GAVI working to reduce vaccine prices
In response to the DT article “GAVI funds big pharma while Indian drug firm could produce for less”, it is necessary to clarify the aim of the Advance Market Commitment (AMC), as well as GAVI’s aim to ensure that children in poor countries have the same access to life-saving vaccines as their counterparts in rich countries do.
Every year millions of children in developing countries die from vaccine-preventable diseases because their governments are unable to afford the appropriate vaccines or because vaccines are not even available in those regions. GAVI firmly believes that these children should not have to wait the usual 10-15 years until cheaper vaccines are available in needed quantities. Children need them now.
The first AMC was launched to accelerate the availability of effective and affordable vaccines against pneumococcal disease, the biggest cause of pneumonia, which kills more children around the world than any other disease. Thanks to the AMC, these life-saving vaccines are now being provided by GAVI to children in developing countries at hugely reduced prices, 80% less than the lowest prices available anywhere in the world.
If plans are fully implemented, GAVI will be able to prevent the deaths of approximately 650,000 children by 2015.
The AMC was designed to be a “pull mechanism” to stimulate supply from multiple manufacturers and guarantee the long-term availability of vaccine supply. It rewards successful investment from any pharmaceutical company that develops the appropriate vaccines in the right quantities. The reward allows companies to recover some investment costs, including investment in capacity to supply the GAVI market.
The AMC was intended to reach beyond pharmaceutical multinationals. Products from developing country manufacturers that meet quality standards set out by WHO and approved by an independent review committee are also eligible. By awarding supply through sequential tenders, the AMC was designed to encourage multiple manufacturers to enter the market. For example, the Serum Institute of India and Panacea Biotech have already registered to participate.
Reducing vaccine prices is a global effort that the AMC is part of. “Push funding” is also important and GAVI collaborates with partners like the Bill & Melinda Gates Foundation, which has provided push funding to emerging market manufacturers to develop next generation pneumococcal vaccines.

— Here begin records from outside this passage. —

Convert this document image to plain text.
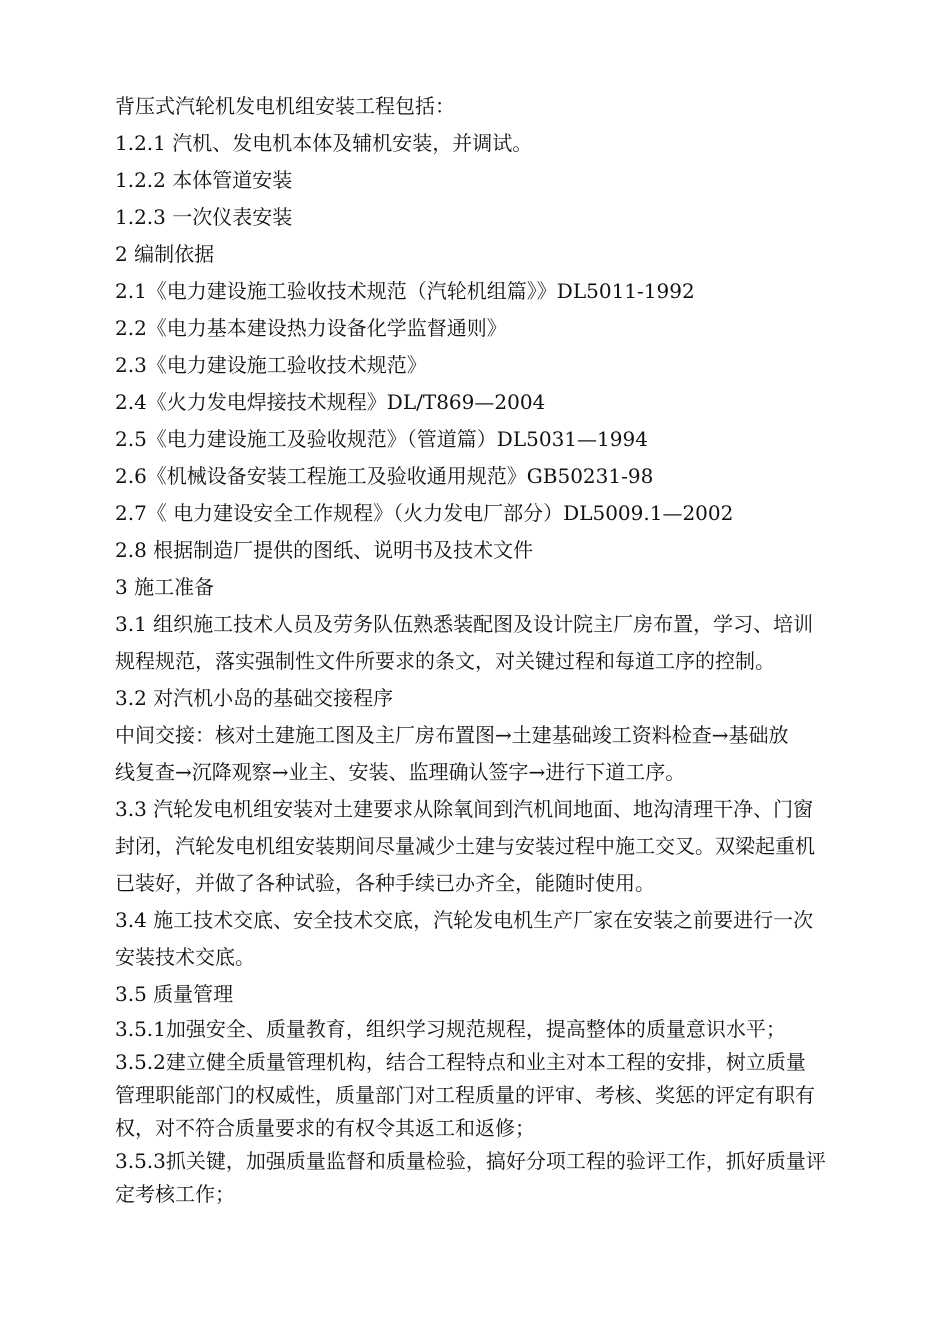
背压式汽轮机发电机组安装工程包括：
1.2.1 汽机、发电机本体及辅机安装，并调试。
1.2.2 本体管道安装
1.2.3 一次仪表安装
2 编制依据
2.1《电力建设施工验收技术规范（汽轮机组篇》》DL5011-1992
2.2《电力基本建设热力设备化学监督通则》
2.3《电力建设施工验收技术规范》
2.4《火力发电焊接技术规程》DL/T869—2004
2.5《电力建设施工及验收规范》（管道篇）DL5031—1994
2.6《机械设备安装工程施工及验收通用规范》GB50231-98
2.7《 电力建设安全工作规程》（火力发电厂部分）DL5009.1—2002
2.8 根据制造厂提供的图纸、说明书及技术文件
3 施工准备
3.1 组织施工技术人员及劳务队伍熟悉装配图及设计院主厂房布置，学习、培训
规程规范，落实强制性文件所要求的条文，对关键过程和每道工序的控制。
3.2 对汽机小岛的基础交接程序
中间交接：核对土建施工图及主厂房布置图→土建基础竣工资料检查→基础放
线复查→沉降观察→业主、安装、监理确认签字→进行下道工序。
3.3 汽轮发电机组安装对土建要求从除氧间到汽机间地面、地沟清理干净、门窗
封闭，汽轮发电机组安装期间尽量减少土建与安装过程中施工交叉。双梁起重机
已装好，并做了各种试验，各种手续已办齐全，能随时使用。
3.4 施工技术交底、安全技术交底，汽轮发电机生产厂家在安装之前要进行一次
安装技术交底。
3.5 质量管理
3.5.1加强安全、质量教育，组织学习规范规程，提高整体的质量意识水平；
3.5.2建立健全质量管理机构，结合工程特点和业主对本工程的安排，树立质量
管理职能部门的权威性，质量部门对工程质量的评审、考核、奖惩的评定有职有
权，对不符合质量要求的有权令其返工和返修；
3.5.3抓关键，加强质量监督和质量检验，搞好分项工程的验评工作，抓好质量评
定考核工作；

The AMC’s substantially reduced prices are a good start. However, they are still high for low-income countries. GAVI believes that the pharmaceutical industry should ensure that vaccines are made even more affordable.
Further lowering vaccine prices is a key element of GAVI’s five-year strategy to shape the vaccine market. This strategy also aims at increasing supply security and facilitating the introduction of new vaccines.
Just last month, GlaxoSmithKline committed to major price reductions on their rotavirus vaccines for low income countries. Serum and Merck also offered price reductions on pentavalent and human papillomavirus (HPV) vaccines, respectively.
While the AMC and other market-based approaches may have their critics, they won’t be among the children benefiting from the vaccine in low-income countries. Thanks to the AMC, parents will no longer have to watch helplessly as their children waste away from the effects of pneumococcal disease. Waiting years for vaccine prices to naturally drop and sufficient supply to increase is not an option. Thousands of young lives would otherwise be lost.